Settling into her glass-fronted office behind the reception area, Kara took another look at her to-do spreadsheet for the next three weeks. She was right on schedule, and when she took another look, maybe even a couple of days ahead.
It was good thing, too, because there were always glitches, occasional disasters, or people problems, and having a built-in two-day buffer would ensure that the opening weekend, and the big open house the Thursday before, wouldn’t be derailed by any serious problems.
It was a reality of the hospitality industry that something always went wrong in preparation for a big opening, a special night, or an exceptionally busy holiday weekend. It was as if the forces aligned to make the boiler break down, the plumbing explode, the temperamental chef fall apart and the kitchen implode at a time when it would be most difficult to solve the problems.
Kara grinned. She loved those moments. Fixing problems was her favorite thing to do, and if she were to choose a title instead of general manager, it would be Chief Problem Solver.
She went back to her spreadsheet, enjoying the temporary quiet.
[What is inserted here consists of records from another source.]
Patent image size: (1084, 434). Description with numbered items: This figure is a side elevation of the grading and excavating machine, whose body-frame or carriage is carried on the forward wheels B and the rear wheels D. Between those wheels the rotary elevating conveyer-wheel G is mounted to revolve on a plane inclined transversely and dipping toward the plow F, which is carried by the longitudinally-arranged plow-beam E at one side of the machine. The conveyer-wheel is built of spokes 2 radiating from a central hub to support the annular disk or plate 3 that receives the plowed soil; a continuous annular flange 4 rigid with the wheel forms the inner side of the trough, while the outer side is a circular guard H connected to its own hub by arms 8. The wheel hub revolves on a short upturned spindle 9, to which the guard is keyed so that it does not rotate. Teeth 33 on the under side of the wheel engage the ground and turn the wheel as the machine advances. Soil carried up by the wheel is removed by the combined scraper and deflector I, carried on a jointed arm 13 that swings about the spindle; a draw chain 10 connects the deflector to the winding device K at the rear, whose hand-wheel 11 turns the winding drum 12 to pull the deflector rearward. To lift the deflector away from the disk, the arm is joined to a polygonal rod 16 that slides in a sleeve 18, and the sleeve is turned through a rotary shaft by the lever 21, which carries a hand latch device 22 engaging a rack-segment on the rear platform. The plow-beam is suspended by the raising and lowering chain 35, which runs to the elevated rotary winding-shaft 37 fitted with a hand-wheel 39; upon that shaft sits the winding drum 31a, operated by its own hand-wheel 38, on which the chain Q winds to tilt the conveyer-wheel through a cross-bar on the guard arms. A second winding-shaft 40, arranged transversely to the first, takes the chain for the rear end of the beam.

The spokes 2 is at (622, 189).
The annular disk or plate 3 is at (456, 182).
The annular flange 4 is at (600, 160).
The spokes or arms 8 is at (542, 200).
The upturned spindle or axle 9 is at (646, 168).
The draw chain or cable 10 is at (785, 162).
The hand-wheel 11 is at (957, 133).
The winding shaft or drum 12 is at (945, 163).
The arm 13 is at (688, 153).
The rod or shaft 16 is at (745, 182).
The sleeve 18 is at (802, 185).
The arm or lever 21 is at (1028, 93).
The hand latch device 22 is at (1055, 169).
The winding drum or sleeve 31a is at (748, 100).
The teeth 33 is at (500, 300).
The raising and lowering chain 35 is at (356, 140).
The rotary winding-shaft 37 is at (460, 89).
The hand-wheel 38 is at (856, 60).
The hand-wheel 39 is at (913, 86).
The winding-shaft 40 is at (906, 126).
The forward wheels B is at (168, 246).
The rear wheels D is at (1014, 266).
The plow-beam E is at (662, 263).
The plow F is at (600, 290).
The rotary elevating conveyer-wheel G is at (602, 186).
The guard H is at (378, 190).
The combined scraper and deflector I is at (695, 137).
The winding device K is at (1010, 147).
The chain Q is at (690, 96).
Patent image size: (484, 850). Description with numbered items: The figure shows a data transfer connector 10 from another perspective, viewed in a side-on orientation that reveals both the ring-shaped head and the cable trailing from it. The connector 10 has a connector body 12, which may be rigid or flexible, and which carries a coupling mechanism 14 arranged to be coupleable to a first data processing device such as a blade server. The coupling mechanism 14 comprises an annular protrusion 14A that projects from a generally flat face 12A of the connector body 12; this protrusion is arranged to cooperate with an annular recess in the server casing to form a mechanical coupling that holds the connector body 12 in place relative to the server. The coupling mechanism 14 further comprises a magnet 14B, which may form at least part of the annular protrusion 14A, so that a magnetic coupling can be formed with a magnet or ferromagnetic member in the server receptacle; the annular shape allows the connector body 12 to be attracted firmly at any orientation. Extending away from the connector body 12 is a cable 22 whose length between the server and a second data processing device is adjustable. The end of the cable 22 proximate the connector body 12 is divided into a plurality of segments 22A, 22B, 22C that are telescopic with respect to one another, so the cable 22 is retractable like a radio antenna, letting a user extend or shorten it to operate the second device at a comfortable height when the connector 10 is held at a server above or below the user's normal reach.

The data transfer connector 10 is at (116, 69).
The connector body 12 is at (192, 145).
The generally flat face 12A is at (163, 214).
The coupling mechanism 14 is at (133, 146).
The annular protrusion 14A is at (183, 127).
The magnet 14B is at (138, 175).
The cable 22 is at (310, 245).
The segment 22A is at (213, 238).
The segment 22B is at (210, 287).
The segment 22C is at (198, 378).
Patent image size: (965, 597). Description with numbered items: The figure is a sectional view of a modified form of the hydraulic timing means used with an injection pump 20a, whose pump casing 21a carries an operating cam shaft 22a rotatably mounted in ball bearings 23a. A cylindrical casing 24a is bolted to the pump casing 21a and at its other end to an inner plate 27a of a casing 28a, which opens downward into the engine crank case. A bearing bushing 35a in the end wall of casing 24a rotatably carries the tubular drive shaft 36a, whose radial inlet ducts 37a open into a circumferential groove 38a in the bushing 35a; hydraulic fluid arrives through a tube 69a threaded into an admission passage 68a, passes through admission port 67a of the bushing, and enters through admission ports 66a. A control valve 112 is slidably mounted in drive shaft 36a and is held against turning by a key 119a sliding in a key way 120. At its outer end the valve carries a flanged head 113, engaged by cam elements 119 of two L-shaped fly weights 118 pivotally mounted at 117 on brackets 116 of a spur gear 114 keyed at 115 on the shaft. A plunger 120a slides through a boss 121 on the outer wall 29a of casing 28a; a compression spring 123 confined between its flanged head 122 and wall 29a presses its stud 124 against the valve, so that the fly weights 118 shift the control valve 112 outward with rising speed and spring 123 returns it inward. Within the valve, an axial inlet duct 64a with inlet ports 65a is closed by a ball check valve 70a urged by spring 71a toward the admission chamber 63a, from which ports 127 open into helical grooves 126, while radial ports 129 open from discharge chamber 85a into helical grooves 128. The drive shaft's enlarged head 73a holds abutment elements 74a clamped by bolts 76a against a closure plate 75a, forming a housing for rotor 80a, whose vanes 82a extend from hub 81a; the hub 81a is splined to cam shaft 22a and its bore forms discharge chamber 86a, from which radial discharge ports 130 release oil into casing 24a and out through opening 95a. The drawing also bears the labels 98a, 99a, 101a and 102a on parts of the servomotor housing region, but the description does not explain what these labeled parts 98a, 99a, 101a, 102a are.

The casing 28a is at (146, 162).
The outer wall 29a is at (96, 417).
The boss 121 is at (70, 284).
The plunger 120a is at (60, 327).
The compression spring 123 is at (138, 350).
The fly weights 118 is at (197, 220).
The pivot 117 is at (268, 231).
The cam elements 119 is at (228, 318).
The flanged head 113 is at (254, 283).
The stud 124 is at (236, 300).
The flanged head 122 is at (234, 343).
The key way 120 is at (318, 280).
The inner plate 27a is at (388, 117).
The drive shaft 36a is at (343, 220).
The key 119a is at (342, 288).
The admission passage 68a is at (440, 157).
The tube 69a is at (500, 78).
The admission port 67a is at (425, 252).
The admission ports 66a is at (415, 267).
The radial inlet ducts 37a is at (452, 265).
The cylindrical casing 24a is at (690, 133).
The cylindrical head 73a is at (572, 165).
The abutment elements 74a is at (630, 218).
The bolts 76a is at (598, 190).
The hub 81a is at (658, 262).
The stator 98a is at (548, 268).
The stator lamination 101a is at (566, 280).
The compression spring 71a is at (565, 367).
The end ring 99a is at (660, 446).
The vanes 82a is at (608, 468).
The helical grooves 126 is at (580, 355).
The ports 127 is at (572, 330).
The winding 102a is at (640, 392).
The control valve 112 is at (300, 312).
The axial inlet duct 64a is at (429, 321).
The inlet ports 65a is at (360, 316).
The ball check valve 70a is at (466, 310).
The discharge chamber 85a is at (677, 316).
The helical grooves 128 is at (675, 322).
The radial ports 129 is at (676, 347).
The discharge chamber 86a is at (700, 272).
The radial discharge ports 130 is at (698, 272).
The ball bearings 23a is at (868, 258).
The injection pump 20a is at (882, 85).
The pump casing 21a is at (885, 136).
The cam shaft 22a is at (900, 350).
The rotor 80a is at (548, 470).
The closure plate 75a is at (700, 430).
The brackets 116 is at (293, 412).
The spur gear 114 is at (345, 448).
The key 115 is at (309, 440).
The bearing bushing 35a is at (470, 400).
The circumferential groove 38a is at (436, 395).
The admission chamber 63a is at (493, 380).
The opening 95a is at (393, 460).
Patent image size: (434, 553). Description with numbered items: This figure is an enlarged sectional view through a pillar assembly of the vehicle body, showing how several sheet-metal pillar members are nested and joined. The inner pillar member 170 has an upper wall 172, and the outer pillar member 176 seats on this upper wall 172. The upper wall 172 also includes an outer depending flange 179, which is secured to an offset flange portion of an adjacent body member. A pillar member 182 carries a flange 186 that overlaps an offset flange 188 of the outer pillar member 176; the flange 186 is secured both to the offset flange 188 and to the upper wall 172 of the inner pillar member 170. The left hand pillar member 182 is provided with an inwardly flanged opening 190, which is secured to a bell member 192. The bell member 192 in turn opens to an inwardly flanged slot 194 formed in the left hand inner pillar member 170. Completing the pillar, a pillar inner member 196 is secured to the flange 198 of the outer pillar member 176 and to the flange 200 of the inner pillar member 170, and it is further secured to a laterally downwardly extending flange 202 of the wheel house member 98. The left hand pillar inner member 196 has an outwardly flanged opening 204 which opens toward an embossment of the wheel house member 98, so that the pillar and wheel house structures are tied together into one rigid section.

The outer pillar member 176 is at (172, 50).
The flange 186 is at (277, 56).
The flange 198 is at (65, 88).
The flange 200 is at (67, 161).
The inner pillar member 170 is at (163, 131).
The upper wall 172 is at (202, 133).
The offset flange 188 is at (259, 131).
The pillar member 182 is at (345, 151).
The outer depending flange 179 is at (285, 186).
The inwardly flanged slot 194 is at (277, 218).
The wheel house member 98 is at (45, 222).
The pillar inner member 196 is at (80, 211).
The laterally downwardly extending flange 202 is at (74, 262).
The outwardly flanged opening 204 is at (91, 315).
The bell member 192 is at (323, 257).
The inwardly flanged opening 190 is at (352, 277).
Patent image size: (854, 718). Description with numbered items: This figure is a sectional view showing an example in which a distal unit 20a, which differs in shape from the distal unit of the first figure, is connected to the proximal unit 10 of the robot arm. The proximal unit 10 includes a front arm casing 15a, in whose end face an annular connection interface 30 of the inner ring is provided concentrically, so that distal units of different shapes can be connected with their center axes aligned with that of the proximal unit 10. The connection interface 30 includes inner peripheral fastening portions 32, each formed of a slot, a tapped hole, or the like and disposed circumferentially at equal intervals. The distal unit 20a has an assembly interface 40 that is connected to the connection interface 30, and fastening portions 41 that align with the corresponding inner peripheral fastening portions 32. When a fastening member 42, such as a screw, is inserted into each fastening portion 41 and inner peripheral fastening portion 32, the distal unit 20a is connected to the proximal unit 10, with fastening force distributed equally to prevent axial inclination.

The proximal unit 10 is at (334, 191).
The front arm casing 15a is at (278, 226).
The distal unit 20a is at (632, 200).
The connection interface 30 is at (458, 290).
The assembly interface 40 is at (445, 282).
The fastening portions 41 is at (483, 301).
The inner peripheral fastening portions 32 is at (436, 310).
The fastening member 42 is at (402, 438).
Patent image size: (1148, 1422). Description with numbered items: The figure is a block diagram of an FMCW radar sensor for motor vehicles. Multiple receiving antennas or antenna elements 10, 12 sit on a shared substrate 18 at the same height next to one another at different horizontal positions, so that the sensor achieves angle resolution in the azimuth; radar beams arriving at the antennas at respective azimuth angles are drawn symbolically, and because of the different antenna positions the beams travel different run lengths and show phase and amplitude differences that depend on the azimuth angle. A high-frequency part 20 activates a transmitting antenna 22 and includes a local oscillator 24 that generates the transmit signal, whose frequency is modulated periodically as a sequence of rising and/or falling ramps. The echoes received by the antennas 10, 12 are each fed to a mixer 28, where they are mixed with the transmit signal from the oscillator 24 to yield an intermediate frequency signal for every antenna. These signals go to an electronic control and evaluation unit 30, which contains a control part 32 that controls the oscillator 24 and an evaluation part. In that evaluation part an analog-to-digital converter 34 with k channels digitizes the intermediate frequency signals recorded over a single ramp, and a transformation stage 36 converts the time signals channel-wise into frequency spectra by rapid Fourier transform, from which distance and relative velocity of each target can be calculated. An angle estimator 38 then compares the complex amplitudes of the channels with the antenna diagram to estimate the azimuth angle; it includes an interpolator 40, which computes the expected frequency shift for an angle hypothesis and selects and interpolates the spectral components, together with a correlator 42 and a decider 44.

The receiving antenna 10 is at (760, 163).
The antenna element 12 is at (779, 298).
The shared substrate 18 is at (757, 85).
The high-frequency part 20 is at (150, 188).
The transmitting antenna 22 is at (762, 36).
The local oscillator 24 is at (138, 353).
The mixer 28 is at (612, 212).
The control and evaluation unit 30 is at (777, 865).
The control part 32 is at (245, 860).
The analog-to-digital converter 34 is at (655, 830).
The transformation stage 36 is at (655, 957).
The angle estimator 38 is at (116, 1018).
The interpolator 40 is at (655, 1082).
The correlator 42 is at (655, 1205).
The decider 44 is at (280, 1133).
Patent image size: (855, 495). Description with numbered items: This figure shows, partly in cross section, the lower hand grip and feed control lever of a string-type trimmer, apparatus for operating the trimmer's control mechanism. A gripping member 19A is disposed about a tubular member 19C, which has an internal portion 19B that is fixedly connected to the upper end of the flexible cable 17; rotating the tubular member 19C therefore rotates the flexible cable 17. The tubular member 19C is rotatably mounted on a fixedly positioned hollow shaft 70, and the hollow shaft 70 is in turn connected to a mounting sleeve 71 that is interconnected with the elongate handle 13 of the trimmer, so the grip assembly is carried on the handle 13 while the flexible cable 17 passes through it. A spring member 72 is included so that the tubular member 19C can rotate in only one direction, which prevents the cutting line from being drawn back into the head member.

The construction guys weren’t in yet and, for now, Kara was the only live-in staff. That would change when her night manager—currently in London to finish up his job there—the maintenance chief, his two assistants, and two full-time security guards arrived.
For now, the solitude allowed her the luxury to explore every cavity of the massive building, to check the work of the contractors, and to get things repaired immediately when she spotted a problem. Her bright pink hard hat—a gift from the general contractor—went everywhere with her, just in case she had to crawl into the not-quite-finished attic space or walk blindly through the drywall dust still sitting in the belly of the building.
The suites were finished and in a couple of days the workers would start the load-in of furnishings and fixtures. Her quick run-through confirmed they’d be on time.
But for Kara? Right now, the unseen spaces were what mattered. The laundry room, the kitchens, the storage space, the staff space. If these worked—if they were well planned, comfortable, efficient—the resort would work at its optimum. If her staff were happy, the resort and its guests would be happy.
As she sent in her daily—okay, her three or four or five times daily—report to Mr. Smith, she wanted to ask if she’d see him at the opening weekend.